Through further observation of
Figure 9 and
Figure 10, it can be found that the flooded areas are mostly located in Bangladesh, Nepal, and northeast of India, which is mainly caused by three factors; i.e., the large quantities of water vapor carried by the southwest monsoons, as well as the influence of topography and water systems. In terms of topography, the region is located at the southern foothills of the Himalayas and on the windward slope of the southwest monsoons. When the southwest monsoon is blocked by the northern mountains, it is forced to lift up and form topographic rain, leading to high rainfall in the study area. In terms of the water system, rainwater from the northern foothills is usually collected in the northeast of the study area, due to the low topography and dense river networks, making the region more vulnerable to the threat of flooding.
4.3. Discussion
Compared to SMAP data, the regions with more errors in the inversion results of CYGNSS data are mainly located in high altitude and inland permanent water regions, such as the Western Ghats and the Malwa plateau. The reason for such errors is that CYGNSS uses the DTU10 digital elevation model to calibrate the locations of specular points [
23], which does not sufficiently consider the effect of land topography, resulting in high errors in the estimated positions of specular points with altitudes greater than 600 m on land. In addition, the difference in spatial resolution between CYGNSS data and SMAP data can also increase errors in the inversion results. For example, a small area of water may be identified by CYGNSS data, but not by SMAP data with a lower spatial resolution, which will increase the errors in inversion results.
Although the DBNN method could achieve a relatively higher inversion accuracy in flood monitoring, its accuracy would decrease in some special areas, such as flat areas.

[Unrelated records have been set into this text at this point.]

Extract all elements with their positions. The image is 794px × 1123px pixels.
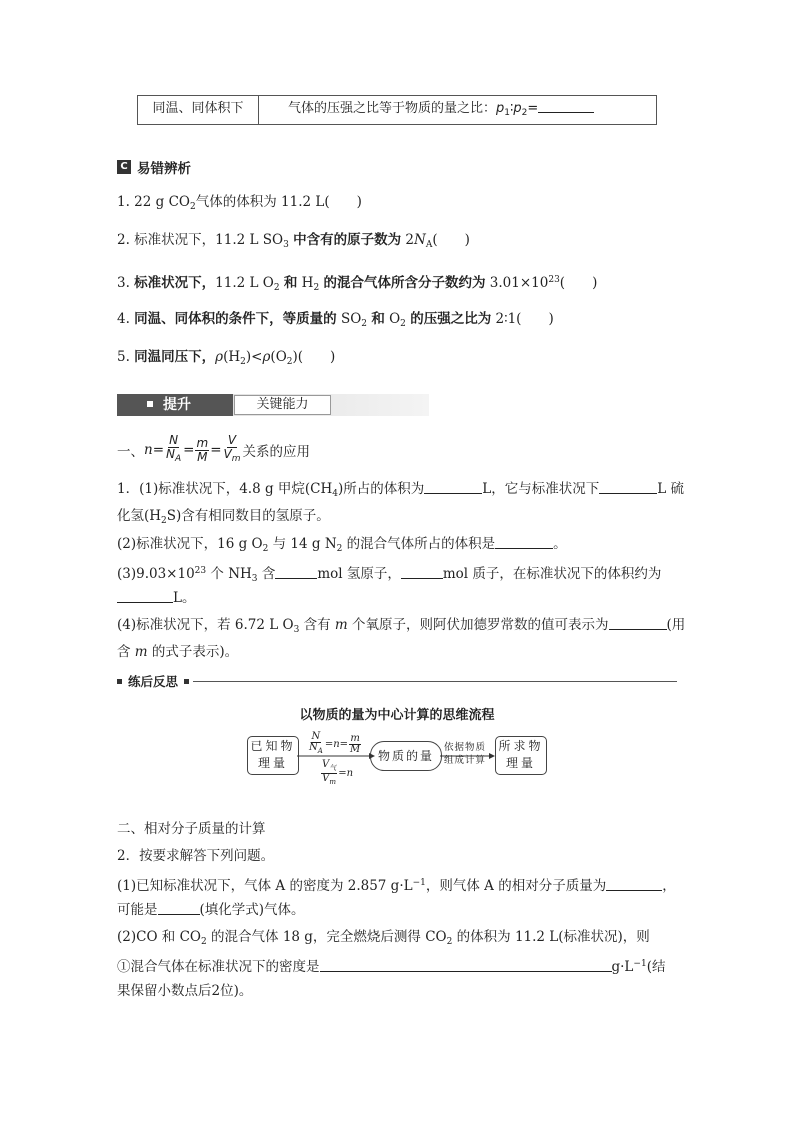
q1-line-5: L。 (117, 589, 195, 607)
arrow-note: 依据物质 组成计算 (444, 742, 487, 766)
formula-volume: $\frac{V_气}{V_m}$ =n (322, 759, 354, 786)
banner-tag (117, 394, 233, 416)
condition-table (137, 95, 657, 125)
diagram-title: 以物质的量为中心计算的思维流程 (299, 708, 495, 723)
square-icon (147, 401, 153, 407)
section1-heading: 一、 n = $\frac{N}{N_A}$ = $\frac{m}{M}$ = $\frac{V}{V_m}$ 关系的应用 (117, 433, 310, 464)
target-quantity-box: 所求物 理量 (495, 736, 547, 775)
q1-line-1: 1．(1)标准状况下，4.8 g 甲烷$(CH_4)$所占的体积为 L，它与标准状况下 L 硫 (117, 481, 685, 499)
misjudge-item-2: 2. 标准状况下，11.2 L $SO_3$ 中含有的原子数为 $2N_A$( ) (117, 232, 470, 250)
formula-particles: $\frac{N}{N_A}$ =n= $\frac{m}{M}$ (309, 731, 361, 755)
square-bullet-icon (117, 679, 122, 684)
table-statement-text: 气体的压强之比等于物质的量之比：$p_1∶p_2=$ (288, 101, 539, 118)
misjudge-title: 易错辨析 (137, 161, 191, 177)
q2-line-5: 果保留小数点后2位)。 (117, 983, 253, 999)
reflection-header (117, 673, 677, 689)
q2-sub1-text: ①混合气体在标准状况下的密度是 (117, 959, 320, 975)
q1-line-6: (4)标准状况下，若 6.72 L $O_3$ 含有 m 个氧原子，则阿伏加德罗常数的值可表示为 (用 (117, 617, 686, 635)
q2-line-3: (2)CO 和 $CO_2$ 的混合气体 18 g，完全燃烧后测得 $CO_2$ 的体积为 11.2 L(标准状况)，则 (117, 929, 650, 947)
banner-label-box (234, 395, 331, 415)
banner-tag-label: 提升 (163, 397, 191, 413)
q2-intro: 2．按要求解答下列问题。 (117, 848, 275, 864)
density-blank (320, 959, 612, 972)
divider (193, 681, 677, 682)
reflection-title: 练后反思 (128, 674, 179, 689)
section1-suffix: 关系的应用 (242, 444, 310, 460)
square-bullet-icon (184, 679, 189, 684)
q2-line-4: ①混合气体在标准状况下的密度是 $g\cdot L^{-1}$(结 (117, 959, 666, 975)
q1-line-3: (2)标准状况下，16 g $O_2$ 与 14 g $N_2$ 的混合气体所占的体积是 。 (117, 536, 567, 554)
misjudge-item-1: 1. 22 g $CO_2$气体的体积为 11.2 L( ) (117, 194, 362, 212)
q2-line-2: 可能是 (填化学式)气体。 (117, 902, 305, 918)
section2-title: 二、相对分子质量的计算 (117, 821, 266, 837)
misjudge-item-5: 5. 同温同压下，$\rho(H_2)<\rho(O_2)$( ) (117, 349, 336, 367)
q1-line-2: 化氢$(H_2S)$含有相同数目的氢原子。 (117, 508, 330, 526)
tag-icon: C (117, 160, 131, 174)
table-statement-cell (288, 96, 594, 126)
known-quantity-box: 已知物 理量 (247, 736, 299, 775)
center-box-label: 物质的量 (377, 749, 434, 763)
table-condition-cell (138, 96, 259, 124)
q2-line-1: (1)已知标准状况下，气体 A 的密度为 2.857 $g\cdot L^{-1}$，则气体 A 的相对分子质量为 ， (117, 878, 676, 894)
section1-prefix: 一、 (117, 444, 144, 460)
ability-banner (117, 394, 429, 416)
misjudge-item-4: 4. 同温、同体积的条件下，等质量的 $SO_2$ 和 $O_2$ 的压强之比为 2∶1( ) (117, 311, 554, 329)
banner-label: 关键能力 (256, 397, 309, 412)
misjudge-item-3: 3. 标准状况下，11.2 L $O_2$ 和 $H_2$ 的混合气体所含分子数约为 $3.01\times 10^{23}$( ) (117, 275, 598, 293)
q1-line-7: 含 m 的式子表示)。 (117, 644, 239, 660)
misjudge-header (117, 157, 191, 177)
table-condition-text: 同温、同体积下 (152, 101, 244, 116)
answer-blank (538, 100, 594, 113)
q1-line-4: $(3)9.03\times 10^{23}$ 个 $NH_3$ 含 mol 氢原子， mol 质子，在标准状况下的体积约为 (117, 566, 662, 584)
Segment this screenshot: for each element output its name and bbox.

The DBNN method may misclassify the flat areas as water bodies because both of them have less surface roughness, thus producing similar coherent DDMs. In future research, inversion accuracy in flat areas is expected to be improved by extracting new physical features. In addition, considering that the DBNN method needs to learn an abundance of parameters and takes a large amount of computation to construct the optimal neural network model compared with the traditional methods, more lightweight models for flood monitoring should be anticipated to highly improve their operational efficiency in the future.